2. The present issue of ‘MOCAK Forum’ talks about broadly conceived freedom in visual arts, music, literature and science. It was inspired by the latest exhibition organised at the Museum of Contemporary Art in Krakow – The Desire for Freedom. Art in Europe Since 1945 (30th Council of Europe Exhibition) – which presents various forms of art catering to people’s need to be free. Our magazine refers to freedom in all its possible aspects and treats it as an indispensable value for any realization of artistic needs.
Patrycja Dołowy discusses the freedom of memory and the ways that art processes history. Elżbieta Korolczuk wonders if individualism may survive within the ‘basic social unit’, i.e. the Polish family of the emancipation era. Stanisław Bajtlik paints the landscape of the Universe and sciences that – as much as humanities – can talk about social change and independence in the face of dogmas.
We interviewed creators to ask them if choosing absolute freedom of own expression is worth it and whether the consequences of such a choice do not limit our options in life. In other words, is it worth staying true to one’s own beliefs?
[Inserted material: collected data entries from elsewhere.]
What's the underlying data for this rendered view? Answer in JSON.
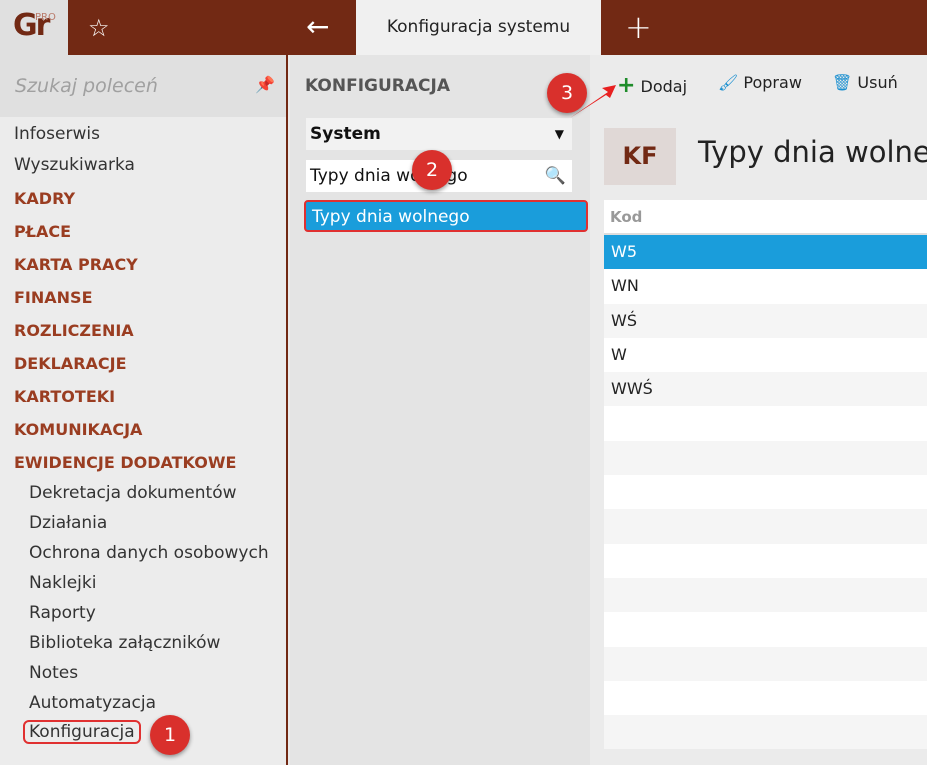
{
  "app": {
    "logo": "Gr",
    "logo_sup": "PRO",
    "tab": "Konfiguracja systemu"
  },
  "sidebar": {
    "search_placeholder": "Szukaj poleceń",
    "top_items": [
      "Infoserwis",
      "Wyszukiwarka"
    ],
    "sections": [
      "KADRY",
      "PŁACE",
      "KARTA PRACY",
      "FINANSE",
      "ROZLICZENIA",
      "DEKLARACJE",
      "KARTOTEKI",
      "KOMUNIKACJA",
      "EWIDENCJE DODATKOWE"
    ],
    "sub_items": [
      "Dekretacja dokumentów",
      "Działania",
      "Ochrona danych osobowych",
      "Naklejki",
      "Raporty",
      "Biblioteka załączników",
      "Notes",
      "Automatyzacja",
      "Konfiguracja"
    ]
  },
  "config": {
    "title": "KONFIGURACJA",
    "select": "System",
    "search": "Typy dnia wolnego",
    "result": "Typy dnia wolnego"
  },
  "toolbar": {
    "add": "Dodaj",
    "edit": "Popraw",
    "delete": "Usuń"
  },
  "main": {
    "badge": "KF",
    "title": "Typy dnia wolnego",
    "column": "Kod",
    "rows": [
      "W5",
      "WN",
      "WŚ",
      "W",
      "WWŚ"
    ]
  },
  "steps": [
    "1",
    "2",
    "3"
  ]
}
We invited many outstanding artistic personalities to co-create this issue: Maria Peszek, Małgorzata Rejmer, we interviewed: Yekaterina Samutsevich of Pussy Riot, Full Metal Jacket’s visual artists, Bodo Kox and Marcin Liver. The cover art was designed by Domika Olszowy and Tomasz Mróz, the educational insert by Alicja Rogalska, while the Dream Team artists created a comic story about freedom.
We adopted a broad approach to the issue of the right to the freedom of creation, contemplating the following questions: what is it that freedom gives us? Are we capable of using this freedom?
As usual, you will also have a chance to read essays on visual arts and browse the latest news from the Museum.
Please join us on this journey through the land of freedom. Freedom and liberty. For inspiration.